A Marcha Nacional contra a Intolerância Religiosa, marcada para 25 de maio, foi adiada. Os organizadores informaram que uma nova data será definida e todos os interessados serão avisados.A manifestação seria uma resposta da religiodade afro aos continuados ataques que os terreiros de Umbanda e Candomblé têm sofrido nos últimos anos, principalmente por parte dos neopentecostais, apoiados, em algumas cidades brasileiras, pelas forças de segurança do Estado.

Mais recentemente, as mulheres negras foram associadas à promiscuidade por um deputado federal. Em seguida, outro parlamentar da Câmara dos Deputados referiu-se aos negros como um povo amaldiçoado.
Todas essas manifestações de violência mostram o quanto o racismo é algo vivo na sociedade brasileira. Vários grupos em diferentes cidades brasileiras criaram comissões contra a intolerância religiosa.
A tolerância é suportar ou aceitar mesmo contra a própria vontade algo ou uma situação.

Mas não é isso que a religiosidade afro deseja. Umbandistas e candomblecistas exigem respeito. Essa exigência tem amparo na Constituição brasileira, que estabeleceu o estado brasileiro como laico e garantiu a liberdade de culto e religião, reconhecendo a pluralidade existente no país.
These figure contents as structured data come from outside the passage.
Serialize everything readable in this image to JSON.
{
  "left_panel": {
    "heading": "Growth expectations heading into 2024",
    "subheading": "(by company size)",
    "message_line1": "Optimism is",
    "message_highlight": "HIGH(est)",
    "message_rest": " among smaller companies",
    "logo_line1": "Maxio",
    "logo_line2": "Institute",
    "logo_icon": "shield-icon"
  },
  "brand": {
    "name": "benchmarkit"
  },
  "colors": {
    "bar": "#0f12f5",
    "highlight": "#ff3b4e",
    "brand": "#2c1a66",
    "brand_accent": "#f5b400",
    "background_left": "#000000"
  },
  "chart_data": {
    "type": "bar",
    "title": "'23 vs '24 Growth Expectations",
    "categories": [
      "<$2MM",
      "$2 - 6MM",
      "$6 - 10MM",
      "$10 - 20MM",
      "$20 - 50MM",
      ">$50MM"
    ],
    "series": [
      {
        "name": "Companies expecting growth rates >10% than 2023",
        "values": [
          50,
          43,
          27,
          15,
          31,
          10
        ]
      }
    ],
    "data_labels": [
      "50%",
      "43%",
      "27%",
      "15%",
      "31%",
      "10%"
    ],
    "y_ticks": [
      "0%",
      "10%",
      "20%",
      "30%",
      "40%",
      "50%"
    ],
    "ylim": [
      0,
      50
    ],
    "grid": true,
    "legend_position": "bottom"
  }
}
Portanto, a crise que ocorre hoje entre alguns setores da sociedade e as religiões de matriz africana reflete uma afronta à Constituição,.Assim, é fundamental que o Poder Público atue para coibir os desrespeitos à Constituição e direcione as ações das forças de segurança pública para garantir a liberdade de culto no país. Nada justifica as agressões verbais, sobretudo quando elas têm origem nas declarações de legisladores, que incitam a violência. Mais ainda: cabe ao Estado impedir a depredação dos terreiros. Isso é crime e como tal deve merecer do Estado e da Justiça a punição correspondente.

A Marcha contra a Intolerância têm, entre outras, a função de cobrar do governo e do Congresso Nacional uma ação efetiva contra essa sucessão de episódios que afrontam a religiosidade afrodescendente e seus espaços de culto.